[Salon] China Takes the Lead in Fusion Energy



https://neutronbytes.com/2025/07/20/china-takes-the-lead-in-fusion-energy/

China Takes the Lead in Fusion Energy

According to two expert assessments of China’s progress with fusion energy, China is making progress towards deploying fusion energy as a commercial offering at a significantly faster rate than the US or any other western nation.

In an April 2025 article in IEEE Spectrum, the assessment is that China is on the verge of surpassing the US in the quest for commercial nuclear fusion.

In a July 2025 article in MIT Technology Review a team of four experts in fusion science report that the nation is first in time to market with commercial fusion will achieve this outcome due to success in developing the complex supply chains and the ability to build fusion plants at a scale large enough to drive down economic costs.

types of fusion

IEEE Spectrum

China is building multiple fusion energy projects, and some of them are larger and more capable than their counterparts in the US. The key fusion machine designs being exploited for development in China are the Tokamak and laser based fusion. The article notes that the speed at which China is building these fusion facilities and the amount of state enterprise funding being committed to them put the US at a distinct disadvantage.

A second key area is competition for talent. Key fusion scientists, discouraged by the US lack of government support, are voting with their feet to other nations, including China, where their knowledge, skills, and abilities will be appreciated and compensated based on the competitive advantage they can deliver.

In terms of sheer funding, the IEEE article, citing US Department of Energy figures, reports that China is pouring as much as $3 billion a year into fusion development projects.

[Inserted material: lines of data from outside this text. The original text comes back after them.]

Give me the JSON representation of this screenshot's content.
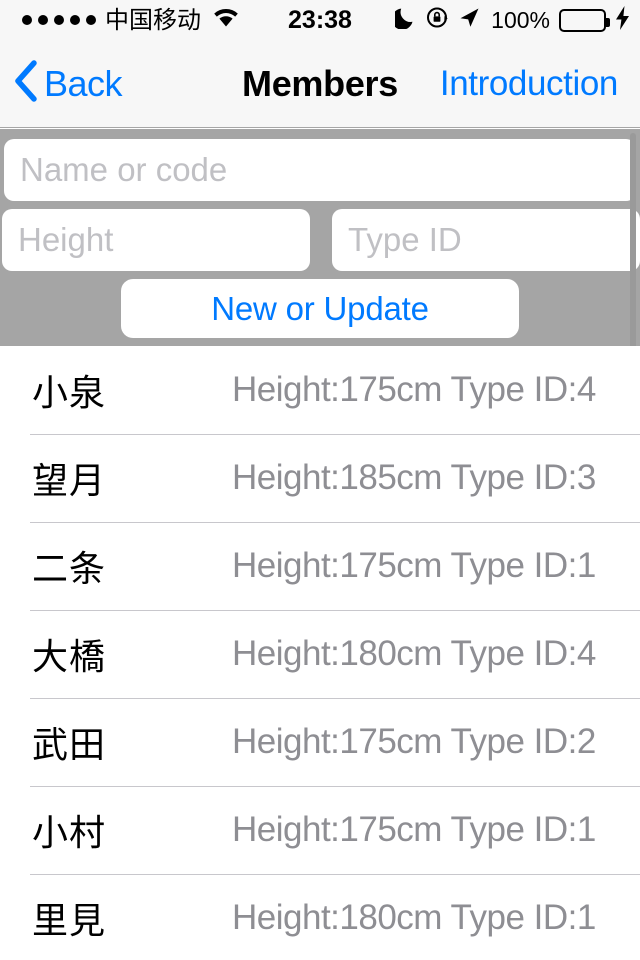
{
  "status_bar": {
    "signal_dots": 5,
    "carrier": "中国移动",
    "wifi_icon": "wifi-icon",
    "time": "23:38",
    "dnd_icon": "moon-icon",
    "rotation_lock_icon": "rotation-lock-icon",
    "location_icon": "location-arrow-icon",
    "battery_percent": "100%",
    "battery_level": 100,
    "battery_color": "#4cd964",
    "charging_icon": "lightning-bolt-icon"
  },
  "nav_bar": {
    "back_icon": "chevron-left-icon",
    "back_label": "Back",
    "title": "Members",
    "right_label": "Introduction",
    "tint_color": "#007aff"
  },
  "form": {
    "background_color": "#a5a5a5",
    "name_placeholder": "Name or code",
    "name_value": "",
    "height_placeholder": "Height",
    "height_value": "",
    "type_id_placeholder": "Type ID",
    "type_id_value": "",
    "submit_label": "New or Update"
  },
  "list": {
    "rows": [
      {
        "name": "小泉",
        "detail": "Height:175cm Type ID:4"
      },
      {
        "name": "望月",
        "detail": "Height:185cm Type ID:3"
      },
      {
        "name": "二条",
        "detail": "Height:175cm Type ID:1"
      },
      {
        "name": "大橋",
        "detail": "Height:180cm Type ID:4"
      },
      {
        "name": "武田",
        "detail": "Height:175cm Type ID:2"
      },
      {
        "name": "小村",
        "detail": "Height:175cm Type ID:1"
      },
      {
        "name": "里見",
        "detail": "Height:180cm Type ID:1"
      }
    ]
  }
}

By comparison, federal government support in the US is a reported to be $800 million/year.

The bottom line, says the IEEE article, is that “whichever nation first harnesses practical fusion energy won’t just light up cities. It may also reshape the balance of global power.”

MIT Technology Review

Taking a theme from the IEEE Spectrum report, this article states that “fusion energy holds the potential to shift a geopolitical landscape that is currently configured around fossil fuels.”

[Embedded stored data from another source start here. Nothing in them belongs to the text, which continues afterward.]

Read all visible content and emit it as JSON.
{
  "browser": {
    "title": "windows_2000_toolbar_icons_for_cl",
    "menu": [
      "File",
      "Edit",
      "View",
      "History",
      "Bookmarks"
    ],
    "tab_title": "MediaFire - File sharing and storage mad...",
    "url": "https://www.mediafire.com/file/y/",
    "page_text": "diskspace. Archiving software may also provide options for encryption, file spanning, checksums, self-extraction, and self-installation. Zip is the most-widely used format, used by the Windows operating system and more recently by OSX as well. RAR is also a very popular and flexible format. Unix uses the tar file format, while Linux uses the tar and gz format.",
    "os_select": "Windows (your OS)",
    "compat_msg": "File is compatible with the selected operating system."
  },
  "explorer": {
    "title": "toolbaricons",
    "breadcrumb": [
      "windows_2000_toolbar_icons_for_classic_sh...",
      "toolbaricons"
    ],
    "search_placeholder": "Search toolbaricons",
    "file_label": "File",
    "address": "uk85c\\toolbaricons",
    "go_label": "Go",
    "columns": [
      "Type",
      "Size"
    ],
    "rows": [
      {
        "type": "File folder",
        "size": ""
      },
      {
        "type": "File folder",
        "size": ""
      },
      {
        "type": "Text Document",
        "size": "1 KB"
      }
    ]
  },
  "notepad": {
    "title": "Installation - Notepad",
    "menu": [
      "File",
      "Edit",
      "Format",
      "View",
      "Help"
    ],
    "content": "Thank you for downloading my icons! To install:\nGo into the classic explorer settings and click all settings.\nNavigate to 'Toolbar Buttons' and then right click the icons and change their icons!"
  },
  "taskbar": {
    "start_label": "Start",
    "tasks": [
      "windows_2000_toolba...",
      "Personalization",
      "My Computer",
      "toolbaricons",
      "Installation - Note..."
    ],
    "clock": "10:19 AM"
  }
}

China’s industrial base is what gives it a leg up in the race to achieve commercial fusion. Mastery of complex supply chains in terms of technology and materials is a key area where the US lags behind China. 

The biggest bet China is making on fusion technology is the tokamak design which uses a magnetic field to confine ionized gas – plasma – to fuse hydrogen nuclei. The process, when successful, releases extraordinary amounts of heat.

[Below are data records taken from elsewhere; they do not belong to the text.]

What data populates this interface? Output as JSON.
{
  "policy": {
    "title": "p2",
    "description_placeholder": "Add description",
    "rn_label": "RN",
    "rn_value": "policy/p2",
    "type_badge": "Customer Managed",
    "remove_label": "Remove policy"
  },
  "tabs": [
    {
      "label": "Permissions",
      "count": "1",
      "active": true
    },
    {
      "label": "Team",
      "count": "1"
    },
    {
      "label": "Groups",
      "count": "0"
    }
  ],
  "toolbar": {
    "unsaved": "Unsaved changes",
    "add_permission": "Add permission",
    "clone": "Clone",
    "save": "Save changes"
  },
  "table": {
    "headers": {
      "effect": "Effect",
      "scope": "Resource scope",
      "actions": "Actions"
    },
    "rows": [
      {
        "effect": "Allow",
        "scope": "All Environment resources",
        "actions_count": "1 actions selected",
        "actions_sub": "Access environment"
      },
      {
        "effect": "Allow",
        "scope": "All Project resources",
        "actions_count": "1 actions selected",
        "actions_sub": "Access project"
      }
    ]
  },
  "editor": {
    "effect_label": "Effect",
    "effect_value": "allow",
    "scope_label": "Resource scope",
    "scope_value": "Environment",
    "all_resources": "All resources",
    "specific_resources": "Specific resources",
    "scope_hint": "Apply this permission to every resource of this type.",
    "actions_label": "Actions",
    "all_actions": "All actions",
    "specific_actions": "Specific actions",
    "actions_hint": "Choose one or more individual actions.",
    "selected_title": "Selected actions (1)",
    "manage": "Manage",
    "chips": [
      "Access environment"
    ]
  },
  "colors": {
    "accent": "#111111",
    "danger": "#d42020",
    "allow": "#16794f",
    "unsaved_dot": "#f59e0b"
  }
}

The MIT Technology article emphasizes as key themes that China is investing in several critical systems including plasma confinement and heating, fuel production and processing, blankets and heat flux management, and power conversion which is getting the heat out of the fusion reactor and into a power generation turbine and generator.

Several areas of industrial supply chain mastery stand out for China. They include thin film processing, large metal alloy structures, and power electronics. On the plus side for the US, the MIT Technology article assesses that there are three areas where the US can excel in terms of supply chains. They are cryo-plants for the magnets that confine plasma, fuel processing, and the blankets that line the walls of a tokamak fusion machine.

China has also invested in fusion supply chain consortiums. By working across multiple industries, China can transfer innovations faster to fusion than the US.

One way the US can speed up its development of commercial fusion is to change government capital gains policies for firms that work on thin film and metal alloy production.

In summary the MIT article says that the US has less than a decade to achieve leadership in fusion or be left behind by China with stark and perhaps unrecoverable consequences.

China Tokamak Runs for 1,000 Seconds

In January 2025 the Chinese Academy of Sciences (CAS) said its experimental tokamak nuclear reactor successfully ran for more than 1,000 seconds (17 minutes).

China’s reactor, officially known as the Experimental Advanced Superconducting Tokamak (East), exceeded its previous record operating time of 403 seconds.

However, there are several hurdles in the way of creating a viable fusion reactor, including reaching temperatures exceeding 100 million degrees Celsius, maintaining stable long-term operation, and ensuring precise control of the nuclear fusion process.

To enable the self-sustaining circulation of the fourth state of matter, plasma, a fusion device must achieve “stable operation at high efficiency for thousands of seconds,” says Song Yuntao, vice president at CAS’s Hefei Institutes of Physical Science.